Persoalan Belanja Pegawai sudah berada pada masalah akut di Aceh. Oleh karena itu, dengan meninjau kembali kebutuhan pegawai, termasuk para pegawai honorer/kontrak sudah semestinya menjadi prioritas reformasi pengelolaan keuangan daerah. Dengan mengutip data yang dirisi oleh PECAPP, bahwa jumlah gaji pegawai pada tahun 2010 terhitung sebesar 7 persen (atau Rp 6,1 trilliun) dari keseluruhan PDRB Aceh. "Angka tersebut jauh lebih besar dari tingkat nasional yang hanya terhitung sebesar 2,7 persen. Ini juga menunjukkan begitu tergantungnya perekonomian Aceh terhadap belanja pemerintah," kata Roys yang juga Sekjen Forum LSM Aceh.

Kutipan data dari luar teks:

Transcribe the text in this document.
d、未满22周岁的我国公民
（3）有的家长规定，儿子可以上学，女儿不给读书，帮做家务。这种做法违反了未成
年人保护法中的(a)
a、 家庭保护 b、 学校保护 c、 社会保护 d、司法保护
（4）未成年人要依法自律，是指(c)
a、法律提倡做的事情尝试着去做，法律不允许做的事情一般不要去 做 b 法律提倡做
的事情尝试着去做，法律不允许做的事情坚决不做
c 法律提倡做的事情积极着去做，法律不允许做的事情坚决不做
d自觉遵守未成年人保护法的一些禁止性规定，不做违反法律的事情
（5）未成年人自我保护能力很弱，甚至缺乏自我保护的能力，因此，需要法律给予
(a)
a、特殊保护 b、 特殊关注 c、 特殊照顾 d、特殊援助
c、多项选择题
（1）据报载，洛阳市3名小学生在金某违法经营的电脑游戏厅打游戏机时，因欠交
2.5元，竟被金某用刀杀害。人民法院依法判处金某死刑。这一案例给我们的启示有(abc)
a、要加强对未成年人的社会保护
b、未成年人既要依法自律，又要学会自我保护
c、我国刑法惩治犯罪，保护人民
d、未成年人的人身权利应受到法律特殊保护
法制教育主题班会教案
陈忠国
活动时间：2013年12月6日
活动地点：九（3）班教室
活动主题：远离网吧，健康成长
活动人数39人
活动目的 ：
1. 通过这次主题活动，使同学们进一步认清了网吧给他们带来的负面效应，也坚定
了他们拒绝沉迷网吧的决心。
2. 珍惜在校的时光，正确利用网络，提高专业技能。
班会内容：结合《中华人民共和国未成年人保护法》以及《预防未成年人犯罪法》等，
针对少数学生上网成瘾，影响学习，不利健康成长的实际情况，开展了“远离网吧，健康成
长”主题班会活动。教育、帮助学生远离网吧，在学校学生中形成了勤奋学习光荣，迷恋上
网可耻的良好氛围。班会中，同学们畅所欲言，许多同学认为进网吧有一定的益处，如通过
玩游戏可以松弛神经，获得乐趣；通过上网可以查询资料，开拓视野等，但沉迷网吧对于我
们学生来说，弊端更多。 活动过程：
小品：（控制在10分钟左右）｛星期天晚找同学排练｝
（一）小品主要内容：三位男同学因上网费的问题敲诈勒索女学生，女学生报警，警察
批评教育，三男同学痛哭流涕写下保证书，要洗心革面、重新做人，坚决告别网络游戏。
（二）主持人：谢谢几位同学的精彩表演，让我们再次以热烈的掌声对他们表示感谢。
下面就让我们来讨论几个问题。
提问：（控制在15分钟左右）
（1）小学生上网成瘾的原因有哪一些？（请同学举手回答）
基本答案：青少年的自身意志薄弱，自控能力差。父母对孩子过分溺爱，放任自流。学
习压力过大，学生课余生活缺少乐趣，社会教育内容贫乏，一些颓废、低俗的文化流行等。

Sorotan perlunya reformasi dalam pengelolaan keuangan daerah di Aceh, terutama dalam pengelolaan Dana Ototonomi Khusus, juga dikemukakan oleh Abdullah Abdul Muthaleb dari Masyarakat Transparansi Aceh (MaTA), salah satu lembaga yang tergabung dalam JPA. Menurutnya, merujuk pada hasil analisis Bank Dunia tentang penggunaan dana Otsus dalam kurun waktu terakhir ini semestinya menjadi catatan penting bagi pemerintah Aceh. Kajian ini menunjukkan terdapat 54 persen paket pekerjaan bernilai dibawah Rp 100 juta. Kemudian 26,5 persen hasil pekerjaan proyek Oronomi Khusus (Otsus) belum berfungsi pada tahun 2011. "Proyek yang nilainya di bawah Rp 100 juta, tidak punya daya ungkit dan menyelesaikan masalah," katanya.

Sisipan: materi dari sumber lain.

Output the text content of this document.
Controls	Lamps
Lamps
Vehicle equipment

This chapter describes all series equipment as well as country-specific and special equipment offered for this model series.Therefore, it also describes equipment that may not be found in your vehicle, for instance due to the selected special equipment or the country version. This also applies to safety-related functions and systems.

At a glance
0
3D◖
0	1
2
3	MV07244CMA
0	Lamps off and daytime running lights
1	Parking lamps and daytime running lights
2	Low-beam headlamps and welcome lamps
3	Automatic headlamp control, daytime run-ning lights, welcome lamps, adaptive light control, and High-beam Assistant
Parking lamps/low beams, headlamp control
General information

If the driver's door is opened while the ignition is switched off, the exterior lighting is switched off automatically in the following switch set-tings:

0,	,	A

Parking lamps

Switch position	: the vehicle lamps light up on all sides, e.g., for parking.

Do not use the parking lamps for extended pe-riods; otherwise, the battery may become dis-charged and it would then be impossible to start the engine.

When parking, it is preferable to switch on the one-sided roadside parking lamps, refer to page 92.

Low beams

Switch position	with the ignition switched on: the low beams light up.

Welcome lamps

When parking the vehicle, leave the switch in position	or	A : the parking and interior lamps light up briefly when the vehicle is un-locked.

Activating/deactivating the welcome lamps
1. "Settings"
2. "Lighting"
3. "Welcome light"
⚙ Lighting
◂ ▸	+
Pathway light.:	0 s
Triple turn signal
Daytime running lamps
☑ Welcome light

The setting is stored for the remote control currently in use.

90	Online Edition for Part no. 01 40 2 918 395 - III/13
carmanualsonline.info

Abdullah menilai bahwa pengelolaan Dana Otonomi Khusus di Aceh selama lima tahun terakhir dengan menggunakan pola alokasi "bagi-bagi kue", dengan mekanisme serta perencanaan yang sumir antar kabupaten dan kota telah menghasilkan program-program pembangunan yang salah sasaran dan tidak efektif. Bahkan menurutnya cenderung boros dengan tingkat fungsionalitas yang rendah. Berdasarkan fakta ini, sudah seharusnya Pemerintah Aceh melakukan evaluasi total dalam pola pemanfaatan Dana Otonomi Khusus tersebut sehingga lebih berdaya guna bagi pembangunan di Aceh.

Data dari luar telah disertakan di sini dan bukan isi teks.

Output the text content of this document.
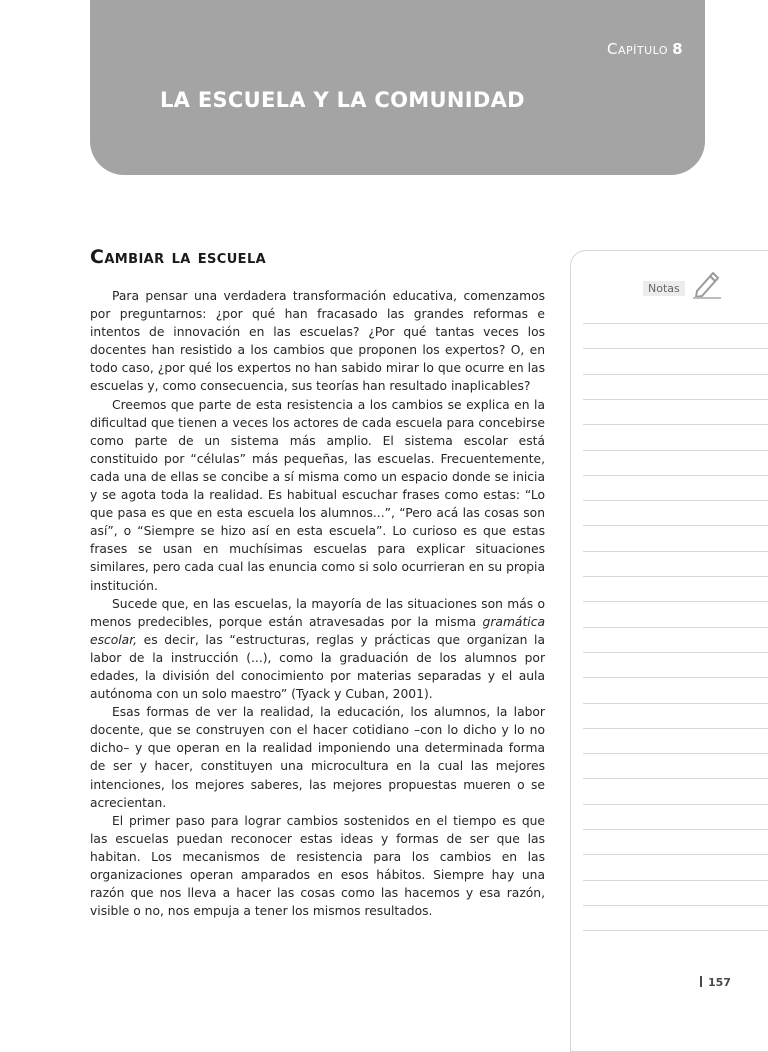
Capítulo 8
LA ESCUELA Y LA COMUNIDAD
Cambiar la escuela

Para pensar una verdadera transformación educativa, comenzamos por preguntarnos: ¿por qué han fracasado las grandes reformas e intentos de innovación en las escuelas? ¿Por qué tantas veces los docentes han resistido a los cambios que proponen los expertos? O, en todo caso, ¿por qué los expertos no han sabido mirar lo que ocurre en las escuelas y, como consecuencia, sus teorías han resultado inaplicables?

Creemos que parte de esta resistencia a los cambios se explica en la dificultad que tienen a veces los actores de cada escuela para concebirse como parte de un sistema más amplio. El sistema escolar está constituido por “células” más pequeñas, las escuelas. Frecuentemente, cada una de ellas se concibe a sí misma como un espacio donde se inicia y se agota toda la realidad. Es habitual escuchar frases como estas: “Lo que pasa es que en esta escuela los alumnos...”, “Pero acá las cosas son así”, o “Siempre se hizo así en esta escuela”. Lo curioso es que estas frases se usan en muchísimas escuelas para explicar situaciones similares, pero cada cual las enuncia como si solo ocurrieran en su propia institución.

Sucede que, en las escuelas, la mayoría de las situaciones son más o menos predecibles, porque están atravesadas por la misma gramática escolar, es decir, las “estructuras, reglas y prácticas que organizan la labor de la instrucción (...), como la graduación de los alumnos por edades, la división del conocimiento por materias separadas y el aula autónoma con un solo maestro” (Tyack y Cuban, 2001).

Esas formas de ver la realidad, la educación, los alumnos, la labor docente, que se construyen con el hacer cotidiano –con lo dicho y lo no dicho– y que operan en la realidad imponiendo una determinada forma de ser y hacer, constituyen una microcultura en la cual las mejores intenciones, los mejores saberes, las mejores propuestas mueren o se acrecientan.

El primer paso para lograr cambios sostenidos en el tiempo es que las escuelas puedan reconocer estas ideas y formas de ser que las habitan. Los mecanismos de resistencia para los cambios en las organizaciones operan amparados en esos hábitos. Siempre hay una razón que nos lleva a hacer las cosas como las hacemos y esa razón, visible o no, nos empuja a tener los mismos resultados.

Notas
157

Temuan Bank Dunia di atas, menurut Abdullah tentu relevan dengan temuan dari hasil analisis awal dari tim PECAPP. Temuan tersebut mengungkapkan bila begitu banyak paket pekerjaan yang didanai Otonomi Khusus kurang tepat sasaran, pemilihan prioritas pembangunan belum didasari perencanaan berdasarkan data dan analisis yang akurat. "Kondisi ini harus menjadi catatan penting bagi Pemerintah baru di Aceh untuk melakukan perubahan fundamental yang lebih efisien dan efektif dalam pengelolaan Dana Otonomi Khusus tersebut," ungkapnya.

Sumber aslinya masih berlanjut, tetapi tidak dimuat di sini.